30 de janeiro de 2016 | N° 18430
CLAUDIO MORENO
Triplex
O apartamento de três andares comprado por Lula também gerou uma polêmica ortográfica
Um dos itens que mais agitaram o mundo político brasileiro, nesta semana, foi uma questão de prosódia: qual é a forma correta de pronunciar o nome do apartamento de três andares que o ex-presidente Lula adquiriu em Guarujá? Qual é a sílaba tônica, afinal? É um tríplex ou um triplex? Rima com sílex ou com unissex?
É sempre mais complicado definir a pronúncia correta de uma palavra. Temos muito mais segurança quando se trata da escrita porque existe, no Brasil, uma lei que (mal ou bem) ajuda a fixar uma grafia uniforme: afinal, sempre podemos consultar o vocabulário ortográfico, que traz as recomendações da Academia. No que se refere à pronúncia, contudo, temos de nos contentar com o exemplo das pessoas cultas e com a opinião dos gramáticos e dos dicionaristas (não esqueça, prezado leitor, que a pronúncia que um dicionário indica representa apenas a opinião de seu autor; é uma opinião especializada, mas é uma opinião).

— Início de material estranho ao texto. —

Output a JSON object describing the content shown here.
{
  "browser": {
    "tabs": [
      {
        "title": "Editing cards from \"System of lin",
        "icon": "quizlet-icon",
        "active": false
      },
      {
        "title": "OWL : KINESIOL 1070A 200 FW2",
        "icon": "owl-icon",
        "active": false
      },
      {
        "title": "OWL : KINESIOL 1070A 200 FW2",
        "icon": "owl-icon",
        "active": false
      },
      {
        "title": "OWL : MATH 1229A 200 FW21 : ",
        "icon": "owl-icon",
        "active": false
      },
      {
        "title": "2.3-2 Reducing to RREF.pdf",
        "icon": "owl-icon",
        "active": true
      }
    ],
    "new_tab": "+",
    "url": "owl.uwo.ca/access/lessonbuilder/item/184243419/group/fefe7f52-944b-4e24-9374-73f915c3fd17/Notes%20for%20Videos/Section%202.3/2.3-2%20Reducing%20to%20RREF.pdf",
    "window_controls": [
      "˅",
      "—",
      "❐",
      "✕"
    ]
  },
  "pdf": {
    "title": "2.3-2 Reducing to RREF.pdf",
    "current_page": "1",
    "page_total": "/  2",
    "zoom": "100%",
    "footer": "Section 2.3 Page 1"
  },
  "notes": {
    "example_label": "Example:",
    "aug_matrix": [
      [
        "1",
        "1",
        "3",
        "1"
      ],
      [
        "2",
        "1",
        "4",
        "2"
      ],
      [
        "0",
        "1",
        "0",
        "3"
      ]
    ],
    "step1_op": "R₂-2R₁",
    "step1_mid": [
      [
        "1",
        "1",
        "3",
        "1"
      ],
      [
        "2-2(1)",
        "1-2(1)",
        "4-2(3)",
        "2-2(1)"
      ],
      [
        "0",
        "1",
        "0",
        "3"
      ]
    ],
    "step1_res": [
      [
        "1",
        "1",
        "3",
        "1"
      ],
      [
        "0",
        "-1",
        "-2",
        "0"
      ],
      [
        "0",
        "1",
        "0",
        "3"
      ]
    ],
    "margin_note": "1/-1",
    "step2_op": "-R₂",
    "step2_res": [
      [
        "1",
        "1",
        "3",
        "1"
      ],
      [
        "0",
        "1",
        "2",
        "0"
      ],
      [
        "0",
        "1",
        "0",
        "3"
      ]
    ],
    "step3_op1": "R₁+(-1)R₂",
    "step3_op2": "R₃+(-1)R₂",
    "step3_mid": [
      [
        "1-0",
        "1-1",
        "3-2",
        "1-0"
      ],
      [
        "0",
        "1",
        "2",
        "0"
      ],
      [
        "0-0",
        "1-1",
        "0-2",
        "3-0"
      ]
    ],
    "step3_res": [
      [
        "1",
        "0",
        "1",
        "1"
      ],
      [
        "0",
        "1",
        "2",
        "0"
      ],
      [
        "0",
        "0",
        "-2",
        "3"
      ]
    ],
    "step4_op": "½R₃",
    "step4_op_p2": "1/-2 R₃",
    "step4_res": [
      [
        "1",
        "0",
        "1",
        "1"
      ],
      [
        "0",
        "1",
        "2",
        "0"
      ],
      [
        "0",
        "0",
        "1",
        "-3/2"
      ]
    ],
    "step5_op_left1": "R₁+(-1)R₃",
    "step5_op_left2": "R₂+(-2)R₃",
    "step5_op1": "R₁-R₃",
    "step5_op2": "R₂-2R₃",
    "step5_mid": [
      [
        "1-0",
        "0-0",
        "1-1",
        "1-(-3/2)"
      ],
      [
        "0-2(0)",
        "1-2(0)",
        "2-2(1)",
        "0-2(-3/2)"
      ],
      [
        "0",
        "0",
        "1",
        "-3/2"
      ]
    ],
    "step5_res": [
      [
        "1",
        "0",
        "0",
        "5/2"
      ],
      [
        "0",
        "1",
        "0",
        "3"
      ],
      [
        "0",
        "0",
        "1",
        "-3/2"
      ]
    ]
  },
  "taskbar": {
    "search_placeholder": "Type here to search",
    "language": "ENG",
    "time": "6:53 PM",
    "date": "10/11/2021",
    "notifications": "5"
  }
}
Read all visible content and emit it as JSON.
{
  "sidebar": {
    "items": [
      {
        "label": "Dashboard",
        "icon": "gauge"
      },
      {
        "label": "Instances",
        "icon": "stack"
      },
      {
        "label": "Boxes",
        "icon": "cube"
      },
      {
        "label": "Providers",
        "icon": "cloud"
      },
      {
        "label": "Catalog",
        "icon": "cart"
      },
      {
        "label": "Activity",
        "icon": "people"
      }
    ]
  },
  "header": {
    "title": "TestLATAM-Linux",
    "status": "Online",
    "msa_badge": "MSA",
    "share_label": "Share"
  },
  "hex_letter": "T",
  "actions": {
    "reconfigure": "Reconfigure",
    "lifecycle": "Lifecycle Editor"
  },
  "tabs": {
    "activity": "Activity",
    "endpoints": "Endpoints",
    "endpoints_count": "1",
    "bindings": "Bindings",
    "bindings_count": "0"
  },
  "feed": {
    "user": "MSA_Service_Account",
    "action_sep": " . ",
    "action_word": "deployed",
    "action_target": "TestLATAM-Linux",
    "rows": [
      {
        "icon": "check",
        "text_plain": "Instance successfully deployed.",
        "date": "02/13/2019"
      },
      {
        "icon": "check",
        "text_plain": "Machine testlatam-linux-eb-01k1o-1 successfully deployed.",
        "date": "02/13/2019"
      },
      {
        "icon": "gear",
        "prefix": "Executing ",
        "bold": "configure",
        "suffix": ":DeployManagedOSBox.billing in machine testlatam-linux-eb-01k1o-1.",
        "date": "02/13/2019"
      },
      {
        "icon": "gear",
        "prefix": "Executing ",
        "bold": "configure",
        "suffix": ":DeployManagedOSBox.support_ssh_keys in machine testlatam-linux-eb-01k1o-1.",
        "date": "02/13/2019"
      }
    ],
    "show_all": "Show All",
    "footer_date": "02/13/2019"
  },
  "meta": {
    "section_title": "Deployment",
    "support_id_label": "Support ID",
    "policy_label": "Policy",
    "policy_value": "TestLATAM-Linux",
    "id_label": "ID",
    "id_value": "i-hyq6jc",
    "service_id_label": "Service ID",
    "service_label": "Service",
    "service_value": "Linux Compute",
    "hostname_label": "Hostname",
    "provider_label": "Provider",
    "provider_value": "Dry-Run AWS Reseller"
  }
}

Um especialista em Fonologia, contudo, pode ir além da simples opinião; estudando nosso léxico, pode identificar certos padrões bem definidos na organização dos sons que compõem as palavras e na distribuição da sua sílaba tônica. No caso dos vocábulos terminados em X, houve uma nítida mudança de tendência na segunda metade do séc. 20. As palavras formadas até essa data eram paroxítonas, isto é, com a tônica na penúltima: látex, índex, tórax, pólex (o polegar), cóccix, ônix, clímax, hálux (o dedo grande do pé).
A partir do final da 2ª Grande Guerra, porém, o paradigma começou a trocar: todos os novos vocábulos com esta terminação passaram a ter a sílaba final tônica – durex, inox, pirex, gumex, telex, jontex, relax, prafrentex, redox, Sedex, Mentex, Jontex, Giroflex. Não importa que muitas ainda sejam, ou tenham sido, nomes comerciais: os falantes dão-lhes instintivamente o padrão que a língua está usando neste momento para palavras com este perfil.
Essa mudança de modelo ocorrida nos anos 50 é que vai explicar a hesitação atual quanto à pronúncia (e, consequentemente, quanto à grafia) de dúplex, o avô de nossas coberturas, e de tríplex, um imperial apartamento de três andares ligados por escada interna (no caso do ex-presidente, por um elevador particular). Ora, dúplex é uma palavra muito antiga, usada como sinônimo de dúplice (“convento dúplex – convento para frades e freiras”, ensina Antenor Nascentes), portadora daquela nítida aura de palavra erudita e alatinada. Ao ser adotada pelo léxico do comércio de imóveis, todavia, a palavra ingressou verdadeiramente na corrente sanguínea do Português e, seguindo a tendência que descrevemos, tomou a forma duplex.
O dicionário Caldas Aulete (o que não é o seu feitio) enfia o pé na jaca e afirma, com aquela certeza dos ingênuos, que dúplex hoje “pronuncia-se erroneamente como oxítono”. O Aurélio, com honestidade, registra, no verbete dúplex: “Pronuncia-se correntemente como oxítono”; o Houaiss registra duplex como “forma não preferível e mais usada do que dúplex”… Nosso prezado leitor, portanto, poderá escolher o que lhe der na telha: ou usa as formas modernas duplex, triplex (como eu faço), ou, alinhando-se com os antigos, emprega dúplex, tríplex.